她不仅没松手,反而抱得更紧了,身子还轻轻扭了扭,蹭了两下。
“一大爷,别人看见就看见,我身正不怕影子斜。”
“全院谁不知道您是个大好人,是个正派人。”
“今天这事全是傻柱那个混账东西挑拨的!”
“他现在当了官,就不把您放在眼里了,故意给您下套呢。”
“我妈脑子笨,上了他的当,可我心里明白啊!”
“一大爷,您要是真生我的气不管我了,我们孤儿寡母可就真活不下去了……”
秦淮如一边说,眼泪一边往下掉,滴在易中海的棉袄袖子上。
那带着哭腔的声音,配上胳膊上不断传来的触感,把易中海绷紧的脸皮软化了。
易中海咽了口唾沫。
“行了行了,别哭了。”
“我又没说不管你们。”
“柱子现在确实变了,心野了,不服管教了。”
“这事咱们得从长计议,不能跟他硬碰硬。
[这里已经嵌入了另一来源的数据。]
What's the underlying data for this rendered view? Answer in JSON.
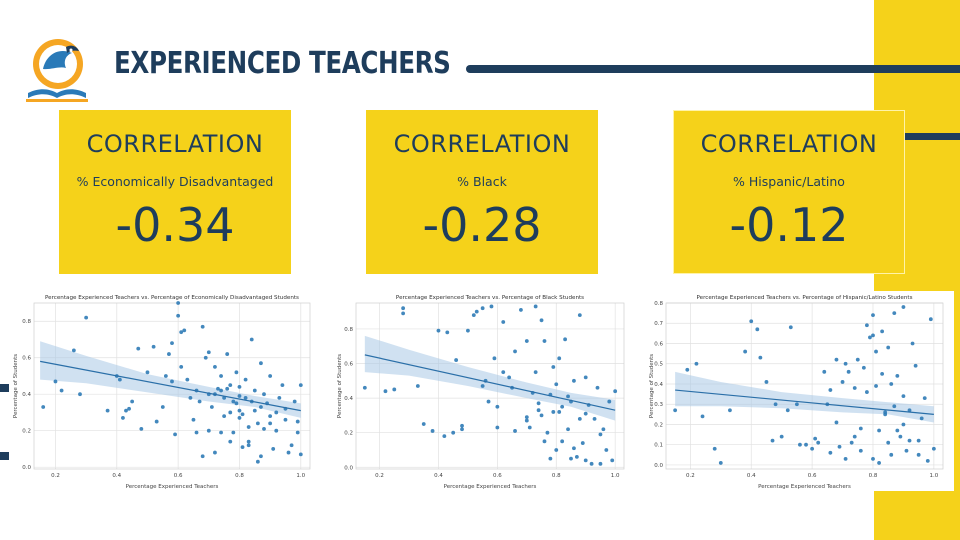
{
  "header": {
    "title": "EXPERIENCED TEACHERS"
  },
  "cards": [
    {
      "label": "CORRELATION",
      "subtitle": "% Economically Disadvantaged",
      "value": "-0.34"
    },
    {
      "label": "CORRELATION",
      "subtitle": "% Black",
      "value": "-0.28"
    },
    {
      "label": "CORRELATION",
      "subtitle": "% Hispanic/Latino",
      "value": "-0.12"
    }
  ],
  "colors": {
    "navy": "#1e3d5c",
    "yellow": "#f5d21a",
    "point": "#2f7bb6",
    "band": "#a9c8e6"
  },
  "chart_data": [
    {
      "type": "scatter",
      "title": "Percentage Experienced Teachers vs. Percentage of Economically Disadvantaged Students",
      "xlabel": "Percentage Experienced Teachers",
      "ylabel": "Percentage of Students",
      "xlim": [
        0.13,
        1.03
      ],
      "ylim": [
        -0.01,
        0.9
      ],
      "xticks": [
        "0.2",
        "0.4",
        "0.6",
        "0.8",
        "1.0"
      ],
      "xtick_values": [
        0.2,
        0.4,
        0.6,
        0.8,
        1.0
      ],
      "yticks": [
        "0.0",
        "0.2",
        "0.4",
        "0.6",
        "0.8"
      ],
      "ytick_values": [
        0.0,
        0.2,
        0.4,
        0.6,
        0.8
      ],
      "grid": true,
      "regression": {
        "x": [
          0.15,
          1.0
        ],
        "y": [
          0.58,
          0.31
        ]
      },
      "ci": {
        "x": [
          0.15,
          0.3,
          0.5,
          0.7,
          0.85,
          1.0
        ],
        "lower": [
          0.48,
          0.46,
          0.41,
          0.36,
          0.33,
          0.27
        ],
        "upper": [
          0.69,
          0.61,
          0.51,
          0.44,
          0.39,
          0.35
        ]
      },
      "points": {
        "x": [
          0.16,
          0.2,
          0.22,
          0.26,
          0.28,
          0.3,
          0.37,
          0.4,
          0.41,
          0.42,
          0.43,
          0.44,
          0.45,
          0.47,
          0.48,
          0.5,
          0.52,
          0.53,
          0.55,
          0.56,
          0.57,
          0.58,
          0.59,
          0.6,
          0.6,
          0.61,
          0.62,
          0.63,
          0.64,
          0.65,
          0.66,
          0.67,
          0.68,
          0.69,
          0.7,
          0.7,
          0.71,
          0.72,
          0.72,
          0.73,
          0.74,
          0.74,
          0.75,
          0.75,
          0.76,
          0.76,
          0.77,
          0.77,
          0.78,
          0.78,
          0.79,
          0.79,
          0.8,
          0.8,
          0.8,
          0.81,
          0.81,
          0.82,
          0.82,
          0.83,
          0.83,
          0.84,
          0.84,
          0.85,
          0.85,
          0.86,
          0.86,
          0.87,
          0.87,
          0.88,
          0.88,
          0.89,
          0.9,
          0.9,
          0.91,
          0.92,
          0.92,
          0.93,
          0.94,
          0.95,
          0.96,
          0.97,
          0.98,
          0.99,
          1.0,
          1.0,
          0.66,
          0.7,
          0.72,
          0.58,
          0.61,
          0.77,
          0.83,
          0.87,
          0.9,
          0.95,
          0.99,
          0.8,
          0.74,
          0.68
        ],
        "y": [
          0.33,
          0.47,
          0.42,
          0.64,
          0.4,
          0.82,
          0.31,
          0.5,
          0.48,
          0.27,
          0.31,
          0.32,
          0.36,
          0.65,
          0.21,
          0.52,
          0.66,
          0.25,
          0.33,
          0.5,
          0.62,
          0.47,
          0.18,
          0.9,
          0.83,
          0.55,
          0.75,
          0.48,
          0.38,
          0.26,
          0.42,
          0.36,
          0.77,
          0.6,
          0.4,
          0.63,
          0.33,
          0.4,
          0.55,
          0.43,
          0.19,
          0.5,
          0.28,
          0.38,
          0.62,
          0.43,
          0.3,
          0.45,
          0.36,
          0.19,
          0.35,
          0.52,
          0.31,
          0.39,
          0.44,
          0.11,
          0.29,
          0.38,
          0.48,
          0.12,
          0.22,
          0.36,
          0.7,
          0.31,
          0.42,
          0.24,
          0.03,
          0.33,
          0.57,
          0.21,
          0.4,
          0.35,
          0.5,
          0.28,
          0.1,
          0.3,
          0.2,
          0.38,
          0.45,
          0.26,
          0.08,
          0.12,
          0.36,
          0.19,
          0.45,
          0.07,
          0.19,
          0.2,
          0.08,
          0.68,
          0.74,
          0.14,
          0.14,
          0.06,
          0.24,
          0.32,
          0.25,
          0.27,
          0.42,
          0.06
        ]
      }
    },
    {
      "type": "scatter",
      "title": "Percentage Experienced Teachers vs. Percentage of Black Students",
      "xlabel": "Percentage Experienced Teachers",
      "ylabel": "Percentage of Students",
      "xlim": [
        0.12,
        1.03
      ],
      "ylim": [
        -0.01,
        0.95
      ],
      "xticks": [
        "0.2",
        "0.4",
        "0.6",
        "0.8",
        "1.0"
      ],
      "xtick_values": [
        0.2,
        0.4,
        0.6,
        0.8,
        1.0
      ],
      "yticks": [
        "0.0",
        "0.2",
        "0.4",
        "0.6",
        "0.8"
      ],
      "ytick_values": [
        0.0,
        0.2,
        0.4,
        0.6,
        0.8
      ],
      "grid": true,
      "regression": {
        "x": [
          0.15,
          1.0
        ],
        "y": [
          0.65,
          0.33
        ]
      },
      "ci": {
        "x": [
          0.15,
          0.3,
          0.5,
          0.7,
          0.85,
          1.0
        ],
        "lower": [
          0.55,
          0.53,
          0.47,
          0.4,
          0.35,
          0.27
        ],
        "upper": [
          0.76,
          0.68,
          0.58,
          0.49,
          0.43,
          0.39
        ]
      },
      "points": {
        "x": [
          0.15,
          0.22,
          0.25,
          0.28,
          0.28,
          0.33,
          0.35,
          0.38,
          0.4,
          0.42,
          0.43,
          0.45,
          0.46,
          0.48,
          0.5,
          0.52,
          0.53,
          0.55,
          0.56,
          0.57,
          0.58,
          0.59,
          0.6,
          0.62,
          0.62,
          0.64,
          0.65,
          0.66,
          0.68,
          0.7,
          0.7,
          0.71,
          0.72,
          0.73,
          0.73,
          0.74,
          0.75,
          0.75,
          0.76,
          0.76,
          0.77,
          0.78,
          0.78,
          0.79,
          0.8,
          0.8,
          0.81,
          0.81,
          0.82,
          0.82,
          0.83,
          0.84,
          0.85,
          0.85,
          0.86,
          0.86,
          0.87,
          0.88,
          0.88,
          0.89,
          0.9,
          0.9,
          0.91,
          0.92,
          0.93,
          0.94,
          0.95,
          0.96,
          0.97,
          0.98,
          0.99,
          1.0,
          0.66,
          0.7,
          0.74,
          0.79,
          0.84,
          0.9,
          0.95,
          0.6,
          0.55,
          0.48
        ],
        "y": [
          0.46,
          0.44,
          0.45,
          0.89,
          0.92,
          0.47,
          0.25,
          0.21,
          0.79,
          0.18,
          0.78,
          0.2,
          0.62,
          0.22,
          0.79,
          0.88,
          0.9,
          0.92,
          0.5,
          0.38,
          0.93,
          0.63,
          0.35,
          0.84,
          0.55,
          0.52,
          0.46,
          0.67,
          0.91,
          0.73,
          0.29,
          0.23,
          0.43,
          0.93,
          0.55,
          0.37,
          0.85,
          0.3,
          0.73,
          0.15,
          0.2,
          0.05,
          0.42,
          0.32,
          0.48,
          0.1,
          0.32,
          0.63,
          0.15,
          0.35,
          0.74,
          0.22,
          0.05,
          0.38,
          0.11,
          0.5,
          0.06,
          0.28,
          0.88,
          0.14,
          0.52,
          0.04,
          0.36,
          0.02,
          0.28,
          0.46,
          0.02,
          0.22,
          0.1,
          0.38,
          0.04,
          0.44,
          0.21,
          0.27,
          0.33,
          0.58,
          0.41,
          0.31,
          0.19,
          0.23,
          0.47,
          0.24
        ]
      }
    },
    {
      "type": "scatter",
      "title": "Percentage Experienced Teachers vs. Percentage of Hispanic/Latino Students",
      "xlabel": "Percentage Experienced Teachers",
      "ylabel": "Percentage of Students",
      "xlim": [
        0.12,
        1.03
      ],
      "ylim": [
        -0.02,
        0.8
      ],
      "xticks": [
        "0.2",
        "0.4",
        "0.6",
        "0.8",
        "1.0"
      ],
      "xtick_values": [
        0.2,
        0.4,
        0.6,
        0.8,
        1.0
      ],
      "yticks": [
        "0.0",
        "0.1",
        "0.2",
        "0.3",
        "0.4",
        "0.5",
        "0.6",
        "0.7",
        "0.8"
      ],
      "ytick_values": [
        0.0,
        0.1,
        0.2,
        0.3,
        0.4,
        0.5,
        0.6,
        0.7,
        0.8
      ],
      "grid": true,
      "regression": {
        "x": [
          0.15,
          1.0
        ],
        "y": [
          0.37,
          0.25
        ]
      },
      "ci": {
        "x": [
          0.15,
          0.3,
          0.5,
          0.7,
          0.85,
          1.0
        ],
        "lower": [
          0.29,
          0.29,
          0.28,
          0.26,
          0.25,
          0.21
        ],
        "upper": [
          0.46,
          0.41,
          0.36,
          0.33,
          0.31,
          0.29
        ]
      },
      "points": {
        "x": [
          0.15,
          0.19,
          0.22,
          0.24,
          0.28,
          0.3,
          0.33,
          0.38,
          0.4,
          0.42,
          0.43,
          0.45,
          0.47,
          0.48,
          0.5,
          0.52,
          0.53,
          0.55,
          0.56,
          0.58,
          0.6,
          0.61,
          0.62,
          0.64,
          0.65,
          0.66,
          0.68,
          0.69,
          0.7,
          0.71,
          0.72,
          0.73,
          0.74,
          0.75,
          0.76,
          0.77,
          0.78,
          0.79,
          0.8,
          0.8,
          0.81,
          0.81,
          0.82,
          0.83,
          0.83,
          0.84,
          0.85,
          0.85,
          0.86,
          0.87,
          0.87,
          0.88,
          0.89,
          0.9,
          0.9,
          0.91,
          0.92,
          0.93,
          0.94,
          0.95,
          0.96,
          0.97,
          0.98,
          0.99,
          1.0,
          0.78,
          0.82,
          0.84,
          0.86,
          0.88,
          0.9,
          0.92,
          0.95,
          0.8,
          0.76,
          0.74,
          0.71,
          0.68,
          0.66
        ],
        "y": [
          0.27,
          0.47,
          0.5,
          0.24,
          0.08,
          0.01,
          0.27,
          0.56,
          0.71,
          0.67,
          0.53,
          0.41,
          0.12,
          0.3,
          0.14,
          0.27,
          0.68,
          0.3,
          0.1,
          0.1,
          0.08,
          0.13,
          0.11,
          0.46,
          0.3,
          0.06,
          0.52,
          0.09,
          0.41,
          0.5,
          0.46,
          0.11,
          0.38,
          0.52,
          0.18,
          0.48,
          0.69,
          0.63,
          0.74,
          0.03,
          0.56,
          0.39,
          0.17,
          0.45,
          0.66,
          0.25,
          0.58,
          0.11,
          0.05,
          0.29,
          0.75,
          0.44,
          0.14,
          0.2,
          0.34,
          0.07,
          0.27,
          0.6,
          0.49,
          0.05,
          0.23,
          0.33,
          0.02,
          0.72,
          0.08,
          0.36,
          0.01,
          0.26,
          0.4,
          0.17,
          0.78,
          0.12,
          0.12,
          0.64,
          0.07,
          0.14,
          0.03,
          0.21,
          0.37
        ]
      }
    }
  ]
}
”
秦淮如见好就收,顺势松开手,擦了擦眼泪,满眼感激地看着他。
“一大爷,我就知道您最好。”
“以后院里有什么事,我全听您的,您让我往东,我绝不往西。”
易中海被她这水汪汪的眼睛看得心里一阵发痒,干咳两声掩饰尴尬。
“赶紧去上班吧,迟到了要扣钱的。”
两人一前一后朝着轧钢厂走去。
就在他们身后十几米外,何雨柱推着自行车,慢悠悠地从拐角处走出来。
刚才那一幕,他看得一清二楚。
连秦淮如怎么蹭的,易中海怎么咽口水的,都没逃过他的神识感应。
何雨柱啧了一声。
易中海啊易中海,你个老绝户还挺会享受。